More “Everything is Now” Coverage
Kip Kniskern from LiveSide.net blogs about the fact that the world is a very different place outside of Redmond after reading our write-up in The Nation.
Aggressive spread of Windows Live on mobile – Nationmultimedia.com
At the “Everything is Now” press briefing, I spent a good deal of time speaking with Asina Pornwasin, reporter for The Nation, Thailand’s largest business daily paper. I was really happy to see this great write-up on the Mobile First “phenomenon” as she describes it:
This large online community has provided significant revenue for Microsoft from online advertising. The jump from the PC environment to mobile phones offers much bigger market opportunities for generating online revenue. Penetration of mobile phones in Thailand is about 86 per cent of the population, with 65 million mobile devices in use around the country.
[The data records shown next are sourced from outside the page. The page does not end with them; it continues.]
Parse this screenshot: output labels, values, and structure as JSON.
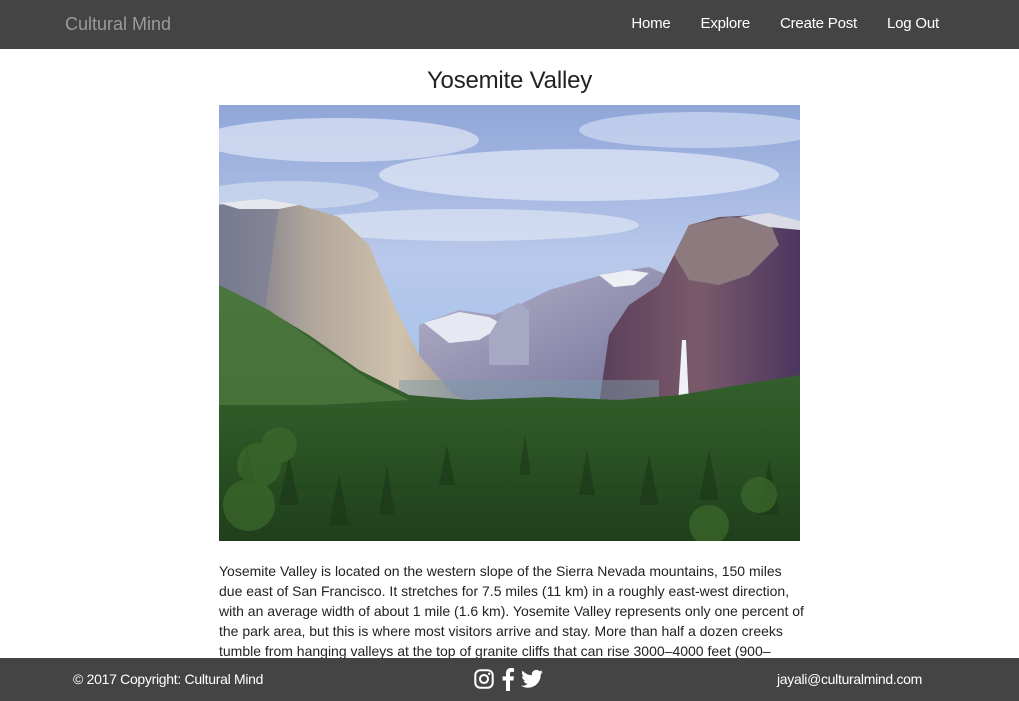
{
  "navbar": {
    "brand": "Cultural Mind",
    "links": [
      {
        "label": "Home"
      },
      {
        "label": "Explore"
      },
      {
        "label": "Create Post"
      },
      {
        "label": "Log Out"
      }
    ]
  },
  "post": {
    "title": "Yosemite Valley",
    "body": "Yosemite Valley is located on the western slope of the Sierra Nevada mountains, 150 miles due east of San Francisco. It stretches for 7.5 miles (11 km) in a roughly east-west direction, with an average width of about 1 mile (1.6 km). Yosemite Valley represents only one percent of the park area, but this is where most visitors arrive and stay. More than half a dozen creeks tumble from hanging valleys at the top of granite cliffs that can rise 3000–4000 feet (900–"
  },
  "footer": {
    "copyright": "© 2017 Copyright: Cultural Mind",
    "email": "jayali@culturalmind.com",
    "social_icons": [
      "instagram-icon",
      "facebook-icon",
      "twitter-icon"
    ]
  },
  "colors": {
    "navbar_bg": "#444444",
    "footer_bg": "#444444",
    "brand_text": "#9a9a9a",
    "link_text": "#ffffff"
  }
}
Microsoft’s strategy is to convert these subscribers to Windows Live and MSN services without the need for a personal computer. It pursues a phenomenon called “mobile first user”, in which people are gaining their first experience of the Internet on mobile phones, rather than personal computers.
The phenomenon will soon be dominant in emerging countries like Thailand, where the mobile penetration rate is higher than that of personal computers, according to the marketing director in Southeast Asia for Microsoft’s Online Services Group, Craig Law-Smith.